Western shift to protectionism threatens Aussie steel makers
A surge in trade protectionism in the US and Europe is threatening to push more steel into south-east Asia and depress profits for already stretched Australian producers.

Shares in BlueScope Steel have plunged 40 per cent this year in the face of weak steel prices, while Arrium is still trying to run its OneSteel business to conserve cash as the oversupply crimps margins.

Bank of America Merrill Lynch's global team of steel analysts warns that growing western hostility to foreign steel imports could put further pressure on already reduced steel margins in Asia.

"We believe the most negatively impacted region may be the rest of Asia [excluding China], which could feel the brunt of any redirected exports," BAML said in a research note.
China's steel puke is being focused into a smaller and more concentrated stream as nations move to block imports.
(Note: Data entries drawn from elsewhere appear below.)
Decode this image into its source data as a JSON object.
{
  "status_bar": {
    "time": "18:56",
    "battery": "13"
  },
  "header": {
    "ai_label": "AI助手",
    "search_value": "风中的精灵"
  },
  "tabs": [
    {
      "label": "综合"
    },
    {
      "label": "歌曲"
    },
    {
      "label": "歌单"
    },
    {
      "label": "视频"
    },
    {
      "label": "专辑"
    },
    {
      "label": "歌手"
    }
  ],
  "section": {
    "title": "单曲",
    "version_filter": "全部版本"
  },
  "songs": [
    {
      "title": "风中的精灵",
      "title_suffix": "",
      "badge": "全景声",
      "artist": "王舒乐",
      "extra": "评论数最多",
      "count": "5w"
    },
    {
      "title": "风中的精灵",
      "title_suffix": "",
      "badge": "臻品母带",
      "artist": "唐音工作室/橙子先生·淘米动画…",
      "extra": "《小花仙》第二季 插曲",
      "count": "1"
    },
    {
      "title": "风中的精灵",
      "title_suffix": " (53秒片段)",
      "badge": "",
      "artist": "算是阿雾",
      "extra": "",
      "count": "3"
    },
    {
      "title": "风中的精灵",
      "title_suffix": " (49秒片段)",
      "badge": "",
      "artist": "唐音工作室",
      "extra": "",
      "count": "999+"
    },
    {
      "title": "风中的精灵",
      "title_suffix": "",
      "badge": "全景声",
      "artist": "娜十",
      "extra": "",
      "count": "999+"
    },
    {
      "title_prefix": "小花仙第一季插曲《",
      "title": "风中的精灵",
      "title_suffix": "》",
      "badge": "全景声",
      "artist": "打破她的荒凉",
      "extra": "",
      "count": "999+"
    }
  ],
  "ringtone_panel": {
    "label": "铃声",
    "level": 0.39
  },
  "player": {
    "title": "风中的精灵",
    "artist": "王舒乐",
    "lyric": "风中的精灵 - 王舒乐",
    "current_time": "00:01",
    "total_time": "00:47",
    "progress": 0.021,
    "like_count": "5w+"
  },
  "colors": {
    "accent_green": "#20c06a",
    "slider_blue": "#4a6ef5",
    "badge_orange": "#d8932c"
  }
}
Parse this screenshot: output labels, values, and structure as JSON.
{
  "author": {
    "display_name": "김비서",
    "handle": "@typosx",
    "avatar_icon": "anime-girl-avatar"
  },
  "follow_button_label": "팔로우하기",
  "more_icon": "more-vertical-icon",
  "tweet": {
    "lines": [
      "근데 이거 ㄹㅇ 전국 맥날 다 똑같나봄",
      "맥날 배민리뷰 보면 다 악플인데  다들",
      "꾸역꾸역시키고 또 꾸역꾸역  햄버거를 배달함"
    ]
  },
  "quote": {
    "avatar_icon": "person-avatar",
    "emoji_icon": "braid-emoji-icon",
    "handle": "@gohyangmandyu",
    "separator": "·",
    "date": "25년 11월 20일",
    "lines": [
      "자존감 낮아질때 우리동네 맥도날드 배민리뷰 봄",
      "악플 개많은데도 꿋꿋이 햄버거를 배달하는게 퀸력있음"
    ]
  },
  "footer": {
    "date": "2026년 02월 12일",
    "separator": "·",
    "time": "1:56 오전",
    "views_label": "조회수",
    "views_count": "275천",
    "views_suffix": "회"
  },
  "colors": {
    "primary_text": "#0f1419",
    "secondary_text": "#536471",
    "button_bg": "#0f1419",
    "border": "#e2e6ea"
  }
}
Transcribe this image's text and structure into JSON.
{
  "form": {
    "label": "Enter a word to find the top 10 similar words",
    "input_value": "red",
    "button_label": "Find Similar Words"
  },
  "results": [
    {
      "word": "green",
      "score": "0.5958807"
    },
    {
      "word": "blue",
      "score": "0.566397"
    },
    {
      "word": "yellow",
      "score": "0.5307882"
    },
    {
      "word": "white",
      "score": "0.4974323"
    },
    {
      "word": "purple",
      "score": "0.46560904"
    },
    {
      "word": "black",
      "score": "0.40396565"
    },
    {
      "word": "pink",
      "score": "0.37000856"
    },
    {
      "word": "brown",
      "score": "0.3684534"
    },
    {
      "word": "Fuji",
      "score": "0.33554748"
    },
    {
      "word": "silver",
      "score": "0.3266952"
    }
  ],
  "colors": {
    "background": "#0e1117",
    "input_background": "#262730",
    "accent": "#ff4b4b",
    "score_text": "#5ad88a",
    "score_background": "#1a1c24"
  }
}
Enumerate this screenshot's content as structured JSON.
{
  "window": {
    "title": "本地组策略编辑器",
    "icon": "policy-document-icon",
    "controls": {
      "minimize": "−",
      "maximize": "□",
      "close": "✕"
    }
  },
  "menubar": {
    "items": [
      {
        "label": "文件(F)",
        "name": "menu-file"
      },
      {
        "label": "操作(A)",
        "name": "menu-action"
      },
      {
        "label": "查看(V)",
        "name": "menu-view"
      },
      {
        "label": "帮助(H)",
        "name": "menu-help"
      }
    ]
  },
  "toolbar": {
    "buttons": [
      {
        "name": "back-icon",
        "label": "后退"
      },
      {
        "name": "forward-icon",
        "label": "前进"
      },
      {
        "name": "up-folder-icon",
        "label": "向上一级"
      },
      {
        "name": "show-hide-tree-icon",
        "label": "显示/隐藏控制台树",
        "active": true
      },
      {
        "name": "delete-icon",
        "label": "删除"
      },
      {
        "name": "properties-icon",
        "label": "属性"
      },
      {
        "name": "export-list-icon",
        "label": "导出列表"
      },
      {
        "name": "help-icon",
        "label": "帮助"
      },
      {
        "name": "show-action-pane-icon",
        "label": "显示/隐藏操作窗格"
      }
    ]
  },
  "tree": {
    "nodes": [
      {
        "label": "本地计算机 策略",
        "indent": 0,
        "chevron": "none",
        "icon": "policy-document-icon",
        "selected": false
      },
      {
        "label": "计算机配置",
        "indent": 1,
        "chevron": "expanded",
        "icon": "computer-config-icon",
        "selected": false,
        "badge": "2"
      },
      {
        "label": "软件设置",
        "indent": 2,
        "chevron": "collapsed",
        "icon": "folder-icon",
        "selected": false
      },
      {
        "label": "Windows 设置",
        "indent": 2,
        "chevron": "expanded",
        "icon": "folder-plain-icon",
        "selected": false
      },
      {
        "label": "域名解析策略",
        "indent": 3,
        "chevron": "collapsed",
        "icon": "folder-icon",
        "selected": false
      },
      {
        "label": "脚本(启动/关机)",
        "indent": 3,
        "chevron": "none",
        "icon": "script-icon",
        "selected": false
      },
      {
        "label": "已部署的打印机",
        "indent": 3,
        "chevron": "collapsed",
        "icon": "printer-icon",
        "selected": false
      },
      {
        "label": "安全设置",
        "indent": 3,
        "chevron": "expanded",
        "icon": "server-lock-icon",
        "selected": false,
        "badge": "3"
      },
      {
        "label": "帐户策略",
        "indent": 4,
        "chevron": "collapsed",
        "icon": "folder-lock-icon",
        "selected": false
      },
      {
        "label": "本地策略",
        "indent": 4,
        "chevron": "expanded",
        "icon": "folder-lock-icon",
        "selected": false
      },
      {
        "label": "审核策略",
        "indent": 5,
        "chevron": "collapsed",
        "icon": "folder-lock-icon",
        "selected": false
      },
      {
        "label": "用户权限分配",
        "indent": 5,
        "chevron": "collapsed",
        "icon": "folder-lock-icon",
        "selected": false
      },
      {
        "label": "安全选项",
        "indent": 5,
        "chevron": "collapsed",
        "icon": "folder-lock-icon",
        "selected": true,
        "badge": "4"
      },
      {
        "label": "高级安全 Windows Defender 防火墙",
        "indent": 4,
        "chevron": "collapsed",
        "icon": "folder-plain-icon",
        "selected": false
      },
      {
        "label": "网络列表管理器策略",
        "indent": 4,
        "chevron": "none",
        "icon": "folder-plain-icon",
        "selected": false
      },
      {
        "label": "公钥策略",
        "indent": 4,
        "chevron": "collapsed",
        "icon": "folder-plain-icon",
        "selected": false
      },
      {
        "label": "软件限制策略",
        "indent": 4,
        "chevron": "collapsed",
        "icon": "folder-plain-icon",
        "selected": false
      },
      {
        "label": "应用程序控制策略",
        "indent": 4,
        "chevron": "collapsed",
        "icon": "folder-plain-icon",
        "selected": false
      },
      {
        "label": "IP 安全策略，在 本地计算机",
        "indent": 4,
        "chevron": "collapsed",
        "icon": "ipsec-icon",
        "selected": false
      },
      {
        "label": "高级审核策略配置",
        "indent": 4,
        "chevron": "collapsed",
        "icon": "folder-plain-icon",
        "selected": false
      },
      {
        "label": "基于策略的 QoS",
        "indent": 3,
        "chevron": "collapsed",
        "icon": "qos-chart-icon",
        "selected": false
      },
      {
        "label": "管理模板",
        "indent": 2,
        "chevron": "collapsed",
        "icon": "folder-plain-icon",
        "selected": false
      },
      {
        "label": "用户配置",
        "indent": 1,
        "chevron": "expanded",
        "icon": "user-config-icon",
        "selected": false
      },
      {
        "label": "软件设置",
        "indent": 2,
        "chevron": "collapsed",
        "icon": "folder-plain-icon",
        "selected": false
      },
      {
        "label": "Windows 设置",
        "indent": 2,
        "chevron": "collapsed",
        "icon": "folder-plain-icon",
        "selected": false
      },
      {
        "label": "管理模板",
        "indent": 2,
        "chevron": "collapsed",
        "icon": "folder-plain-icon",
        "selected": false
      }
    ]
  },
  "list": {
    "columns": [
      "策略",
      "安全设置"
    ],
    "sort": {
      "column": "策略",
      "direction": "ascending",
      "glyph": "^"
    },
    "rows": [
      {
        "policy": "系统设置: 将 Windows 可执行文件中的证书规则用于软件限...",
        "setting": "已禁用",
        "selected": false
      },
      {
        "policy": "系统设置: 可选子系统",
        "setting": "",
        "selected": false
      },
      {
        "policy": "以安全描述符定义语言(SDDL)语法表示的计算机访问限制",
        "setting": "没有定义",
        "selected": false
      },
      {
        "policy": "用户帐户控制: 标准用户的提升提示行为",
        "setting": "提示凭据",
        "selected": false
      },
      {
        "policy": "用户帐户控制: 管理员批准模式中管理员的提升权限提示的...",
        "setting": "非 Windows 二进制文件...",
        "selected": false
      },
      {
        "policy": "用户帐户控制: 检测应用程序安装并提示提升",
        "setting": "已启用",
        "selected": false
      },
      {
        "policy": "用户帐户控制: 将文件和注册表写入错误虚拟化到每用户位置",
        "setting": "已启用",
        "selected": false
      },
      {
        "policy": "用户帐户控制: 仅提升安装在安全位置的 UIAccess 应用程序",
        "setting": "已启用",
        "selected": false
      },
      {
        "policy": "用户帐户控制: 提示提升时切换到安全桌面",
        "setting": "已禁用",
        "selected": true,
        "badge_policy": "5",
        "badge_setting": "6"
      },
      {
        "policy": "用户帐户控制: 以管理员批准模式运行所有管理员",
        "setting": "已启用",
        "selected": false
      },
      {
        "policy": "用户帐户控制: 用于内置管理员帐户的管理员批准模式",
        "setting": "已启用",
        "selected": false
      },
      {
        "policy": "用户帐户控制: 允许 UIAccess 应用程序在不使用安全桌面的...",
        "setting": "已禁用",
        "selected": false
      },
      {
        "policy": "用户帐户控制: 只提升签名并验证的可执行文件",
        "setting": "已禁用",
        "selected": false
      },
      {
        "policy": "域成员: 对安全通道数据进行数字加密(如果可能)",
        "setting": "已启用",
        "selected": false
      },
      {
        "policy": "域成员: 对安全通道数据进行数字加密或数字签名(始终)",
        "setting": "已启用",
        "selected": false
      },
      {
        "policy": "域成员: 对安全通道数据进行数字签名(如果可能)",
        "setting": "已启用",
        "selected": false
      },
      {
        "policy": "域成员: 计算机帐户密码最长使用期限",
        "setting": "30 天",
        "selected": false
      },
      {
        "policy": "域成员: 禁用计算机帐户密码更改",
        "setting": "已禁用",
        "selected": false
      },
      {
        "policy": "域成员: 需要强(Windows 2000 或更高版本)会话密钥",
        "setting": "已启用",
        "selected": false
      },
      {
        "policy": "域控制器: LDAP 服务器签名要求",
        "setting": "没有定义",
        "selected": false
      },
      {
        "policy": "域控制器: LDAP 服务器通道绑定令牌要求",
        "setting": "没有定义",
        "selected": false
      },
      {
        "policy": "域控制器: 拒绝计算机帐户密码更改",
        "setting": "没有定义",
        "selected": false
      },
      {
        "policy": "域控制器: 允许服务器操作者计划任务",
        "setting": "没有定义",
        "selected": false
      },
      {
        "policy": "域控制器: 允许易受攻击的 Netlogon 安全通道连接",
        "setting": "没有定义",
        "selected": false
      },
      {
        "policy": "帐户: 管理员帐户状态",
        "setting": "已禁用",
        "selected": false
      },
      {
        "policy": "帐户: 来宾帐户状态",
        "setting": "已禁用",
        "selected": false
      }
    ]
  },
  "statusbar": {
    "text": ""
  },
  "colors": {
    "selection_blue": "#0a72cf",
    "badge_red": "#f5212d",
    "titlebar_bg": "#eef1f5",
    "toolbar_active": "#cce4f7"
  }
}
FT: Europe steps up fight over cheap steel imports
“China is caught with all this capacity, there’s always an incentive to keep on producing and offload the material rather than cut production and lose out to a competitor,” says Jeremy Platt, analyst at steel consultancy MEPS. “Because there’s so much excess capacity in China it’s going to take a long time to get to a normal level.”

The tariffs will probably lead to a further widening of the price difference between Chinese and European steel products. As China looks to export elsewhere, prices in those destinations will also fall.

This will mean that while Chinese imports to Europe may decline, steel from other countries could rise. When the US set anti-dumping duties on steel tubes from China in 2010, tube imports from Korea and Vietnam grew substantially “even though the latter hosted hardly any manufacturing capacity,” according to HSBC analyst Thorsten Zimmermann.

“Defending against global steel overcapacity is like a whack-a-mole game,” says Mr Rosenfeld. “You hammer it down in one place, and then it pops up in another. In one sense protectionist policy only serves to redirect steel imports from one region to another.”
Unless all the regions adopt protectionist policies.